A Thin Silver Lining to Antarctic Ice Collapse
By Brandon Keim
March 26, 2008
News of the disturbing collapse of a 160-square-mile piece of western Antarctic ice was mildly reassuring in one way: the chunk itself wouldn't immediately start to melt, or unleash glaciers into the sea.
"Scientists said they are not concerned about a rise in sea level from the latest event, but say it's a sign of worsening global warming," reported the Associated Press.
As Dylan noted in his post, Antarctic ice shelves are "the leading edges of land-based glaciers." The shelves act like dams -- and we all know what happens when a dam breaks. In 1995 and 2002, when vast portions of the Larsen B ice shelf broke off and disintegrated, glaciers soon surged towards the sea.
But researchers say that the Wilkins Ice Shelf -- the larger sheet to which the now-fallen piece belonged -- already floats in the ocean, with few glaciers flowing into it. When it collapses -- its lifespan is optimistically pegged at 15 years -- no backed-up glaciers will be released.

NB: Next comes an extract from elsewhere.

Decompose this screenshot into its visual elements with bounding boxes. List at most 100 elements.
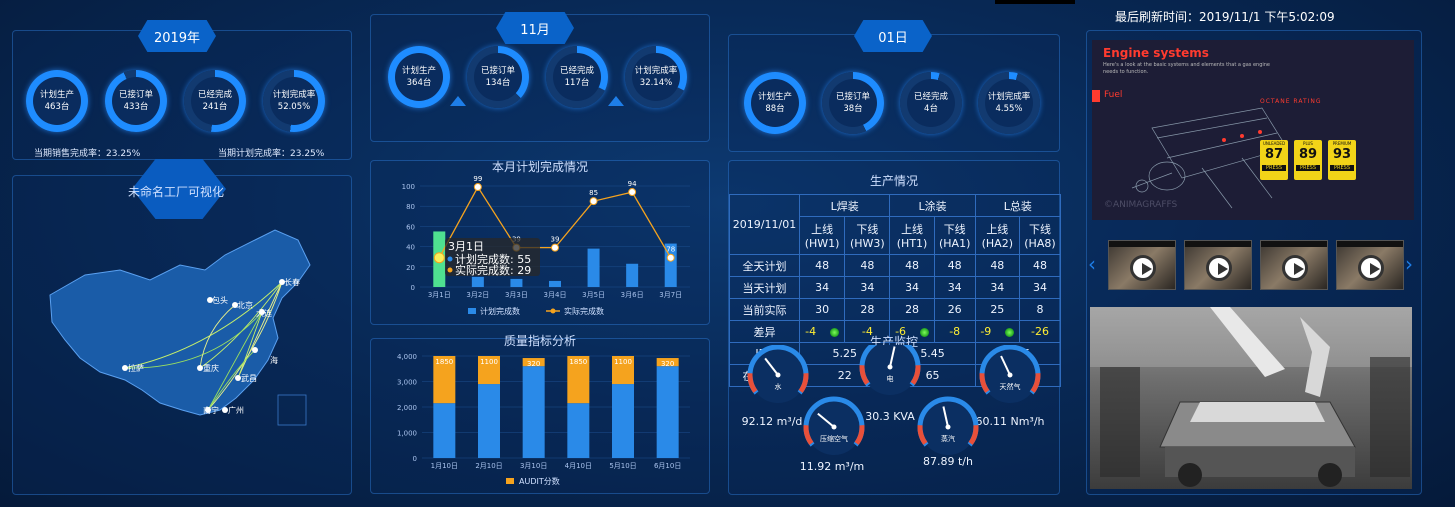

So that's reassuring. Or is it?
As the BBC reported last month, the British Antarctic Survey recently found "the clearest evidence yet" of glacial instabilities in West Antarctica, where three "rivers of ice" have accelerated their seaward course.
"If there is a feedback mechanism to make the ice sheet unstable, it will be most unstable in this region," said BAS researcher David Vaughan.
Could the distintegrating Wilkins Ice Shelf be part of such a feedback mechanism? Or is it just a vast, icy canary in the coal mine of Earth? I'll ask the BAS and let you know.